Case ID: f-appx_584/html/0391-01.html
Source: Caselaw Access Project
Author: {"author": "", "license": "Public Domain", "url": "https://static.case.law/"}
Date Created: 2024-08-24T03:29:51.129683

Kavin Maurice RHODES, Plaintiff-Appellant, v. R. SAILER; et al., Defendants-Appellees.
    No. 13-55989.
    United States Court of Appeals, Ninth Circuit.
    Submitted July 22, 2014.
    
    Filed July 30, 2014.
    Kavin Maurice Rhodes, Delano, CA, pro se.
    Kenneth Lake, Office of the California Attorney General,' Los Angeles, CA, Michael John Trotter, Esquire, Carroll, Kelly, Trotter, Franzen, McKenna & Peabody, Long Beach, CA, Stacy K. Brigham, Esquire, Davis Grass Goldstein Finley & Brigham, Ontario, CA, for Defendants-Ap-pellees.
    Before: GOODWIN, CANBY, and CALLAHAN, Circuit Judges.
    
      
       The panel unanimously concludes this case is suitable for decision without oral argument. See Fed. R.App. P. 34(a)(2).
    
   MEMORANDUM

California state prisoner Kavin Maurice Rhodes appeals pro se from the district court’s judgment on the pleadings in his 42 U.S.C. § 1983 action alleging deliberate indifference to his serious medical needs: We review de novo. Owens v. Kaiser Found. Health Plan, Inc., 244 F.3d 708, 713 (9th Cir.2001). We affirm.
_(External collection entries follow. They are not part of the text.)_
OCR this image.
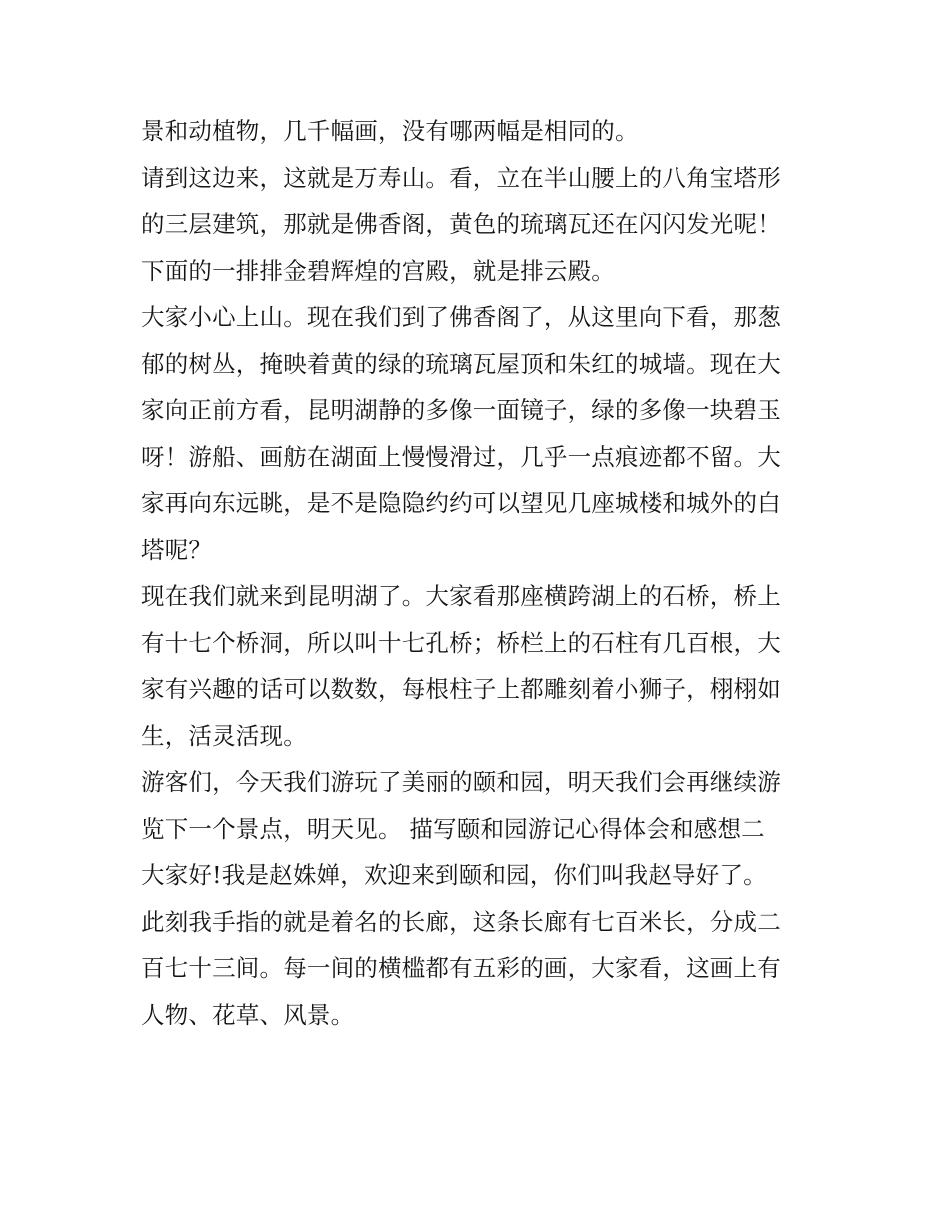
景和动植物，几千幅画，没有哪两幅是相同的。
请到这边来，这就是万寿山。看，立在半山腰上的八角宝塔形
的三层建筑，那就是佛香阁，黄色的琉璃瓦还在闪闪发光呢！
下面的一排排金碧辉煌的宫殿，就是排云殿。
大家小心上山。现在我们到了佛香阁了，从这里向下看，那葱
郁的树丛，掩映着黄的绿的琉璃瓦屋顶和朱红的城墙。现在大
家向正前方看，昆明湖静的多像一面镜子，绿的多像一块碧玉
呀！游船、画舫在湖面上慢慢滑过，几乎一点痕迹都不留。大
家再向东远眺，是不是隐隐约约可以望见几座城楼和城外的白
塔呢？
现在我们就来到昆明湖了。大家看那座横跨湖上的石桥，桥上
有十七个桥洞，所以叫十七孔桥；桥栏上的石柱有几百根，大
家有兴趣的话可以数数，每根柱子上都雕刻着小狮子，栩栩如
生，活灵活现。
游客们，今天我们游玩了美丽的颐和园，明天我们会再继续游
览下一个景点，明天见。 描写颐和园游记心得体会和感想二
大家好!我是赵姝婵，欢迎来到颐和园，你们叫我赵导好了。
此刻我手指的就是着名的长廊，这条长廊有七百米长，分成二
百七十三间。每一间的横槛都有五彩的画，大家看，这画上有
人物、花草、风景。
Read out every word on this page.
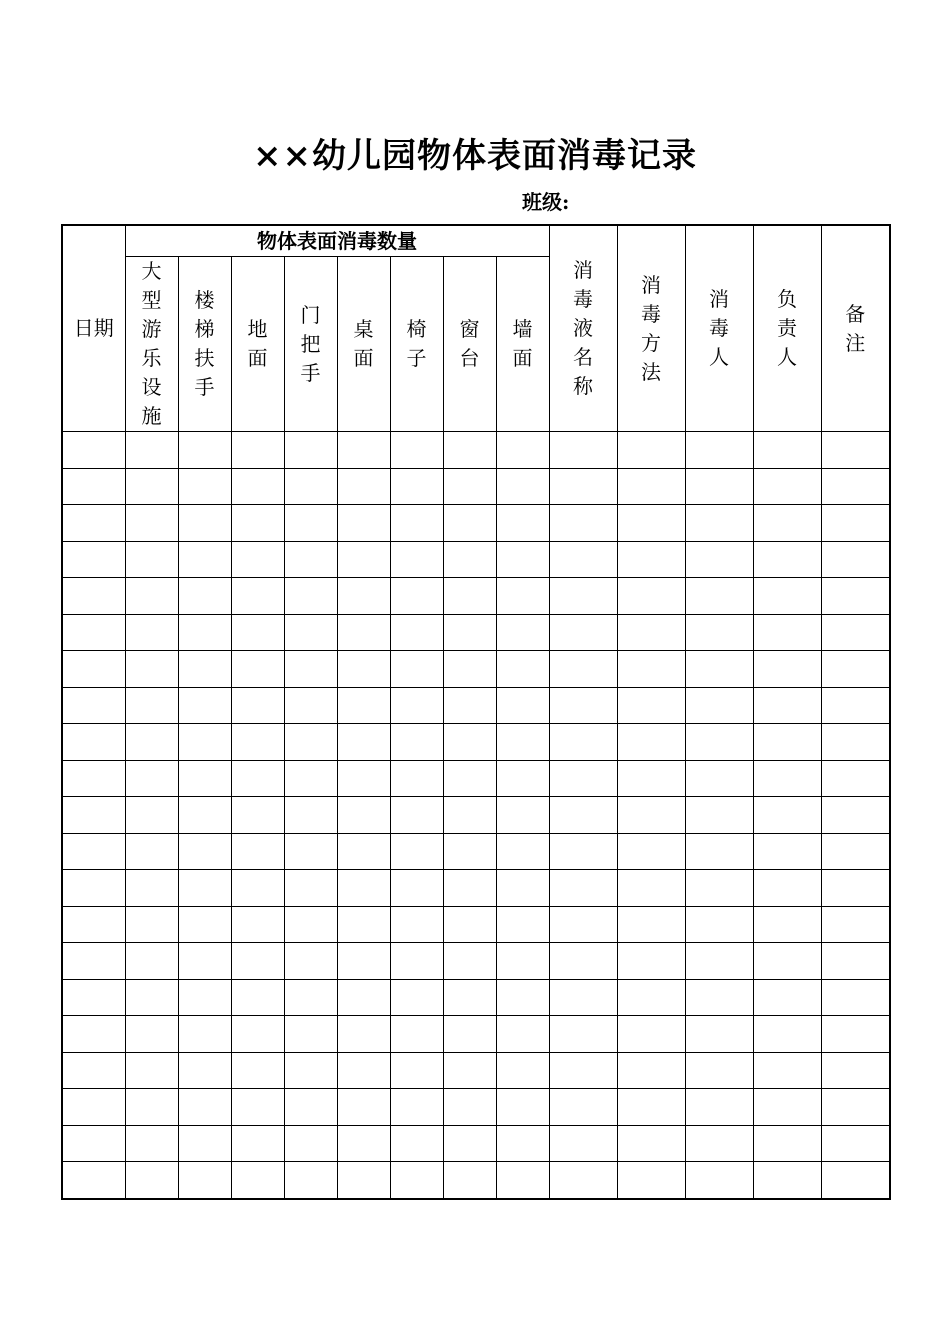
××幼儿园物体表面消毒记录
班级:
日期	物体表面消毒数量								消毒液名称	消毒方法	消毒人	负责人	备注
	大型游乐设施	楼梯扶手	地面	门把手	桌面	椅子	窗台	墙面					
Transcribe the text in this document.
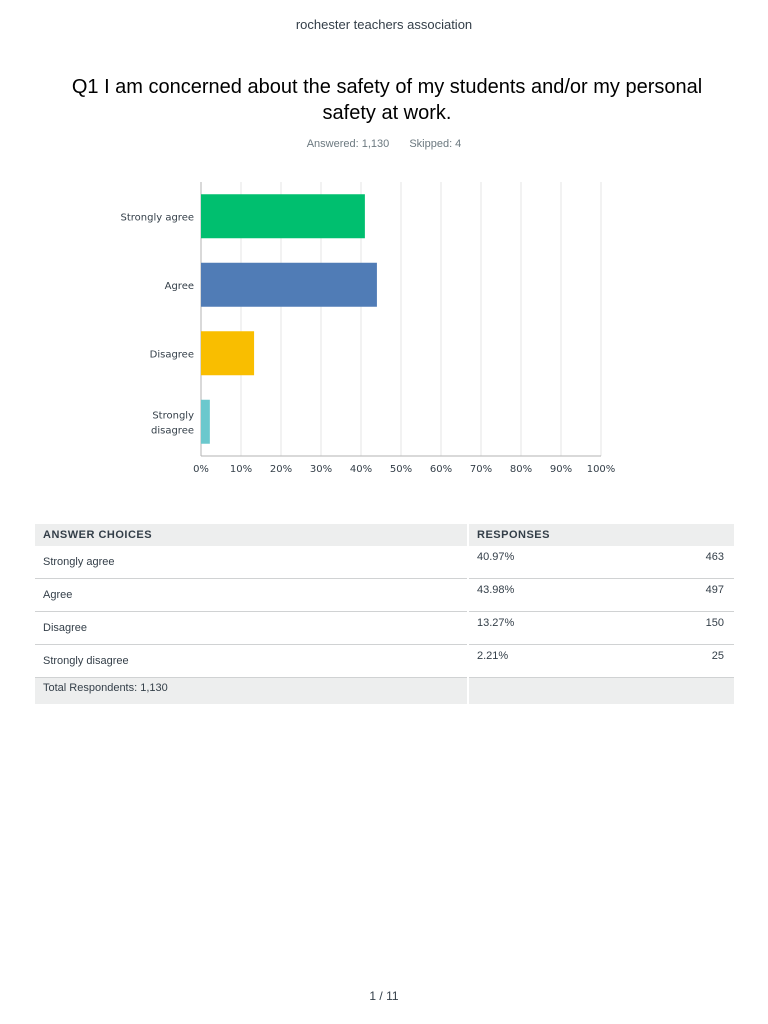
rochester teachers association
Q1 I am concerned about the safety of my students and/or my personal safety at work.
Answered: 1,130 Skipped: 4
0% 10% 20% 30% 40% 50% 60% 70% 80% 90% 100%
Strongly agree
Agree
Disagree
Strongly disagree
ANSWER CHOICES	RESPONSES	
Strongly agree	40.97%	463
Agree	43.98%	497
Disagree	13.27%	150
Strongly disagree	2.21%	25
Total Respondents: 1,130		
1 / 11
The district court properly dismissed Rhodes’s action because Rhodes failed to allege facts sufficient to show that defendants were deliberately indifferent to his hand injury. See Jett v. Penner, 439 F.3d 1091, 1096 (9th Cir.2006) (to demonstrate deliberate indifference, the prisoner must show “a purposeful act or failure to respond to a prisoner’s pain or possible medical need” and “harm caused by the indifference”); cf. Keenan v. Hall, 83 F.3d 1083, 1092 (9th Cir.1996) (“[Vjerbal harassment generally does not violate the Eighth Amendment.”).

The district court did not abuse its discretion by declining to exercise supplemental jurisdiction over Rhodes’s state law claims. See Ove v. Gwinn, 264 F.3d 817, 821, 826 (9th Cir.2001) (setting forth standard of review and explaining that “[a] court may decline to exercise supplemental jurisdiction over related state-law claims once it has dismissed all claims over which it has original jurisdiction” (citation and internal quotation marks omitted)).

AFFIRMED. 
      
       This disposition is not appropriate for publication and is not precedent except as provided by 9th Cir. R. 36-3.